ArcA modulates multidrug resistance and compound susceptibility in Klebsiella pneumoniae through ArcB-independent regulation of the SMR efflux pump kpnEF.

Abstract

Klebsiella pneumoniae has become a major clinical and public health threat due to the increasing prevalence of healthcare-associated infections caused by multidrug-resistant strains. In this study, we demonstrated that the deletion of arcA of ArcAB two-component system diminished the susceptibility of K. pneumoniae to antibiotics, osmotic agents, disinfectants, and structural compounds, which was independent of arcB. RNA-seq analysis revealed a marked upregulation of SMR efflux pump genes kpnEF in the ΔarcA strain compared to the wild-type strain, while the ΔarcB strain exhibited no significant changes.
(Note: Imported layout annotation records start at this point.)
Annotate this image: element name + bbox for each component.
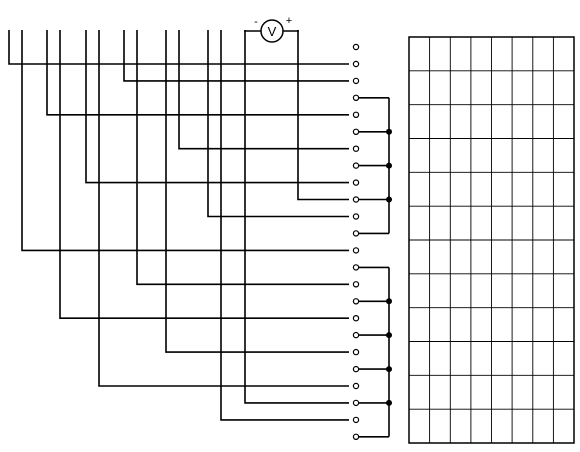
wire: [8, 30, 349, 65]
terminal-circle: [352, 298, 360, 305]
junction-dot: [386, 332, 392, 339]
wire: [123, 30, 349, 82]
terminal-circle: [352, 433, 360, 440]
wire: [244, 30, 349, 404]
wire: [165, 30, 349, 353]
terminal-circle: [352, 94, 360, 102]
junction-dot: [386, 162, 392, 169]
terminal-circle: [352, 365, 360, 373]
terminal-circle: [352, 43, 360, 51]
terminal-circle: [352, 315, 360, 322]
terminal-circle: [352, 60, 360, 68]
wire: [21, 30, 349, 252]
wire: [178, 30, 349, 150]
wire: [297, 30, 349, 201]
terminal-circle: [352, 230, 360, 237]
terminal-circle: [352, 145, 360, 152]
voltmeter-minus-label: -: [254, 16, 258, 28]
terminal-circle: [352, 77, 360, 85]
voltmeter-minus-lead: [244, 30, 261, 32]
terminal-circle: [352, 179, 360, 186]
terminal-circle: [352, 111, 360, 119]
junction-dot: [386, 366, 392, 373]
terminal-circle: [352, 213, 360, 220]
wire-layer: [8, 30, 349, 421]
junction-dot: [386, 128, 392, 135]
voltmeter-label: V: [268, 24, 277, 39]
terminal-circle: [352, 281, 360, 288]
switch-table: [408, 36, 575, 444]
voltmeter-plus-lead: [283, 30, 299, 32]
wire: [207, 30, 349, 218]
wire: [46, 30, 349, 116]
wire: [59, 30, 349, 319]
voltmeter: V - +: [254, 15, 292, 43]
terminal-circle: [352, 382, 360, 390]
terminal-circle: [352, 247, 360, 254]
terminal-circle: [352, 348, 360, 356]
voltmeter-plus-label: +: [286, 15, 292, 27]
terminal-block: [352, 43, 392, 440]
wire: [220, 30, 349, 421]
wire: [98, 30, 349, 387]
terminal-circle: [352, 416, 360, 424]
terminal-circle: [352, 331, 360, 339]
junction-dot: [386, 298, 392, 305]
junction-dot: [386, 196, 392, 203]
terminal-circle: [352, 399, 360, 407]
terminal-circle: [352, 196, 360, 203]
voltmeter-symbol: [260, 19, 284, 43]
wire: [136, 30, 349, 286]
terminal-circle: [352, 128, 360, 135]
terminal-circle: [352, 162, 360, 169]
terminal-circle: [352, 264, 360, 271]
wire: [85, 30, 349, 184]
junction-dot: [386, 399, 392, 406]
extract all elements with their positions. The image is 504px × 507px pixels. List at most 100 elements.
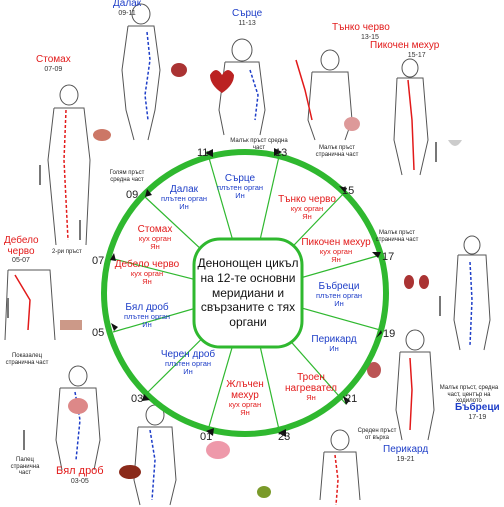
sector-tanko-chervo: Тънко черво кух орган Ян: [272, 194, 342, 222]
label-debelo-chervo: Дебело черво 05-07: [4, 235, 39, 264]
sector-name: Троен нагревател: [285, 372, 337, 394]
label-perikard: Перикард 19-21: [383, 444, 429, 463]
sector-name: Перикард: [311, 334, 357, 345]
sector-name: Тънко черво: [278, 194, 336, 205]
label-title: Стомах: [36, 54, 71, 65]
label-time: 09-11: [118, 9, 136, 17]
label-dalak: Далак 09-11: [113, 0, 141, 17]
center-title: Денонощен цикъл на 12-те основни меридиа…: [197, 256, 299, 329]
sector-name: Бъбреци: [318, 281, 360, 292]
hour-01: 01: [200, 431, 213, 443]
sector-sub1: плътен орган: [160, 194, 208, 203]
label-title: Дебело черво: [4, 235, 39, 257]
label-time: 03-05: [70, 477, 89, 485]
hour-17: 17: [382, 251, 395, 263]
sector-sub2: Ин: [183, 367, 193, 377]
meridian-lines: [14, 31, 473, 506]
label-time: 17-19: [468, 413, 487, 421]
sector-sub1: Ин: [329, 344, 339, 353]
hour-23: 23: [278, 431, 291, 443]
label-time: 15-17: [407, 51, 426, 59]
sector-name: Черен дроб: [160, 349, 216, 360]
note-palets: Палец странична част: [10, 457, 40, 477]
note-malak-prast-strana-1: Малък пръст странична част: [315, 145, 359, 158]
sector-sub1: кух орган: [319, 247, 353, 256]
sector-sub1: кух орган: [130, 269, 164, 278]
hour-05: 05: [92, 327, 105, 339]
label-byal-drob: Бял дроб 03-05: [56, 465, 104, 485]
outer-ring: [101, 149, 389, 437]
note-pokazalets: Показалец странична част: [5, 353, 49, 366]
sector-bubretsi: Бъбреци плътен орган Ин: [308, 281, 370, 309]
hour-21: 21: [345, 393, 358, 405]
label-bubretsi: Бъбреци 17-19: [455, 402, 500, 421]
sector-sub1: плътен орган: [315, 291, 363, 300]
note-golyam-prast: Голям пръст средна част: [109, 170, 145, 183]
sector-sub2: Ин: [334, 299, 344, 309]
note-malak-prast-strana-2: Малък пръст странична част: [375, 230, 419, 243]
sector-debelo-chervo: Дебело черво кух орган Ян: [110, 259, 184, 287]
label-pikochen-mehur: Пикочен мехур 15-17: [370, 40, 440, 59]
sector-sub1: плътен орган: [216, 183, 264, 192]
sector-name: Стомах: [137, 224, 173, 235]
sector-sub1: кух орган: [228, 400, 262, 409]
sector-sub2: Ин: [235, 191, 245, 201]
sector-name: Бял дроб: [125, 302, 169, 313]
label-stomah: Стомах 07-09: [36, 54, 71, 73]
hour-15: 15: [342, 185, 355, 197]
label-title: Пикочен мехур: [370, 40, 440, 51]
sector-name: Дебело черво: [114, 259, 180, 270]
label-title: Сърце: [232, 8, 263, 19]
sector-sub2: Ин: [179, 202, 189, 212]
sector-sub2: Ян: [150, 242, 160, 252]
hour-07: 07: [92, 255, 105, 267]
sector-zhlachen-mehur: Жлъчен мехур кух орган Ян: [216, 379, 274, 418]
organ-icons: [60, 63, 462, 498]
sector-sub1: Ян: [306, 393, 316, 402]
sector-name: Далак: [169, 184, 199, 195]
note-vtori-prast: 2-ри пръст: [52, 249, 82, 255]
label-title: Бял дроб: [56, 465, 104, 477]
hour-11: 11: [197, 147, 209, 159]
note-malak-sreda: Малък пръст, средна част, център на ходи…: [439, 385, 499, 405]
label-time: 19-21: [396, 455, 415, 463]
label-time: 13-15: [360, 33, 379, 41]
sector-sub2: Ян: [240, 408, 250, 418]
sector-sub2: Ян: [331, 255, 341, 265]
label-title: Далак: [113, 0, 142, 9]
sector-troen-nagrevatel: Троен нагревател Ян: [278, 372, 344, 402]
sector-sartse: Сърце плътен орган Ин: [214, 173, 266, 201]
sector-sub2: Ян: [142, 277, 152, 287]
sector-name: Сърце: [224, 173, 256, 184]
label-time: 07-09: [44, 65, 63, 73]
hour-19: 19: [383, 328, 396, 340]
sector-dalak: Далак плътен орган Ин: [152, 184, 216, 212]
sector-sub2: Ян: [302, 212, 312, 222]
label-title: Перикард: [383, 444, 429, 455]
sector-sub1: кух орган: [138, 234, 172, 243]
center-box: [192, 237, 304, 349]
label-time: 05-07: [12, 257, 30, 264]
sector-stomah: Стомах кух орган Ян: [122, 224, 188, 252]
label-tanko-chervo: Тънко черво 13-15: [332, 22, 390, 41]
sector-sub1: кух орган: [290, 204, 324, 213]
sector-perikard: Перикард Ин: [304, 334, 364, 353]
label-time: 11-13: [238, 19, 256, 27]
ring-arrows: [110, 148, 382, 437]
sector-pikochen-mehur: Пикочен мехур кух орган Ян: [300, 237, 372, 265]
sector-byal-drob: Бял дроб плътен орган Ин: [116, 302, 178, 330]
sector-cheren-drob: Черен дроб плътен орган Ин: [156, 349, 220, 377]
hour-03: 03: [131, 393, 144, 405]
label-title: Бъбреци: [455, 402, 500, 413]
label-title: Тънко черво: [332, 22, 390, 33]
hour-09: 09: [126, 189, 139, 201]
sector-sub1: плътен орган: [123, 312, 171, 321]
direction-arrows: [7, 142, 441, 450]
label-sartse: Сърце 11-13: [232, 8, 263, 27]
note-sreden-prast: Среден пръст от върха: [357, 428, 397, 441]
hour-13: 13: [275, 147, 288, 159]
sector-sub2: Ин: [142, 320, 152, 330]
note-malak-prast-sredna: Малък пръст средна част: [230, 138, 288, 151]
sector-name: Пикочен мехур: [301, 237, 371, 248]
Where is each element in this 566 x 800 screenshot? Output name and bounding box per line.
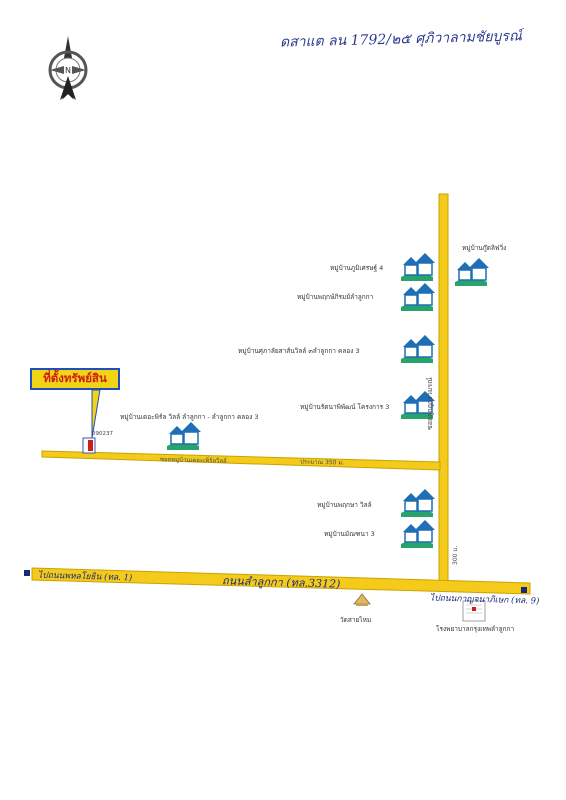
main-road-left-destination: ไปถนนพหลโยธิน (ทล. 1) bbox=[37, 570, 133, 584]
main-road bbox=[24, 567, 531, 595]
village-label: หมู่บ้านพฤกษ์ภิรมย์ลำลูกกา bbox=[297, 293, 374, 301]
village-label: หมู่บ้านรัตนาพิพัฒน์ โครงการ 3 bbox=[300, 403, 390, 411]
village-label: หมู่บ้านเดอะพิร์ล วิลล์ ลำลูกกา - ลำลูกก… bbox=[120, 413, 259, 421]
hospital-icon bbox=[462, 600, 486, 622]
vertical-road-label: ซอยลูกถูกรวมรณ์ bbox=[426, 377, 434, 430]
main-road-label: ถนนลำลูกกา (ทล.3312) bbox=[221, 574, 341, 591]
village-house-icon bbox=[399, 281, 435, 311]
compass: N bbox=[42, 36, 94, 102]
property-marker-code: 090237 bbox=[92, 431, 113, 437]
village-label: หมู่บ้านภูมิเศรษฐ์ 4 bbox=[330, 264, 384, 272]
village-house-icon bbox=[453, 256, 489, 286]
village-house-icon bbox=[399, 251, 435, 281]
village-house-icon bbox=[399, 518, 435, 548]
village-house-icon bbox=[399, 487, 435, 517]
property-callout bbox=[91, 389, 101, 439]
compass-letter: N bbox=[65, 66, 71, 75]
side-road-label: ซอยหมู่บ้านเดอะเพิ่ร์ลวิลล์ bbox=[159, 456, 227, 465]
property-location-label: ที่ตั้งทรัพย์สิน bbox=[30, 368, 120, 390]
vertical-road bbox=[438, 193, 449, 583]
village-house-icon bbox=[399, 333, 435, 363]
village-house-icon bbox=[165, 420, 201, 450]
village-label: หมู่บ้านพฤกษา วิลล์ bbox=[317, 501, 372, 509]
village-label: หมู่บ้านศุภาลัยสาส์นวิลล์ ๓ลำลูกกา คลอง … bbox=[238, 347, 360, 355]
village-house-icon bbox=[399, 389, 435, 419]
hospital-label: โรงพยาบาลกรุงเทพลำลูกกา bbox=[436, 625, 515, 633]
village-label: หมู่บ้านกู๊ดลิฟวิ่ง bbox=[462, 244, 507, 252]
vertical-road-distance: 300 ม. bbox=[452, 545, 459, 565]
village-label: หมู่บ้านมัณฑนา 3 bbox=[324, 530, 375, 538]
side-road-distance: ประมาณ 350 ม. bbox=[299, 458, 345, 467]
temple-label: วัดสายไหม bbox=[340, 616, 372, 624]
temple-icon bbox=[353, 593, 371, 606]
side-road bbox=[41, 450, 441, 471]
property-marker bbox=[82, 437, 96, 454]
north-arrow-icon: N bbox=[48, 36, 88, 100]
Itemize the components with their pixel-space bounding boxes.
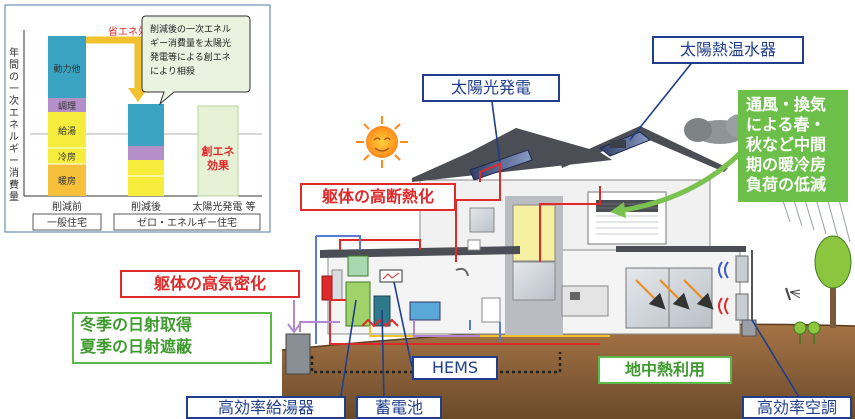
- bar-before: 動力他 調理 給湯 冷房 暖房: [48, 36, 86, 196]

Notably, the deletion of kpnEF in both ΔarcA and wild-type strains abolished their differential susceptibility to antibiotics, osmotic agents, disinfectants, and structural compounds. The EMSA experiments showed that ArcA-P regulated the kpnEF transcriptional expression by directly binding to its promoter region. These findings indicated that ArcA could directly modulate the expression of the KpnEF efflux pump independently of its sensor kinase ArcB. Through phosphorylation level detection and gene knockout experiments, we found that ArcA phosphorylation in the ΔarcB strain was primarily mediated by the AckA-Pta pathway. This study expanded the function of the ArcAB system and provided a critical theoretical foundation for elucidating the mechanisms underlying bacterial antibiotic resistance in K. pneumoniae.IMPORTANCEKlebsiella pneumoniae is an important opportunistic bacterial pathogen, which can acquire a series of antimicrobial resistance (AMR) genes. The emergence of carbapenem-resistant K. pneumoniae (CRKP) posed significant challenges to public health. Polymyxins are often regarded as the last line of defense against CRKP infections. In this study, the deletion of arcA, the regulator of the two-component system ArcAB, increased resistance of K. pneumoniae to antibiotics and decreased susceptibility to osmotic agents, disinfectants, and structural compounds, which was independent of ArcB. Further experiments have shown that ArcA regulated the expression of the small multidrug resistance (SMR) pump KpnEF through direct binding. This process required ArcA phosphorylation, which was independent of ArcB but dependent on the AckA-Pta pathway. This study deepened the regulatory network of ArcAB and provided a new target for the treatment of K. pneumoniae.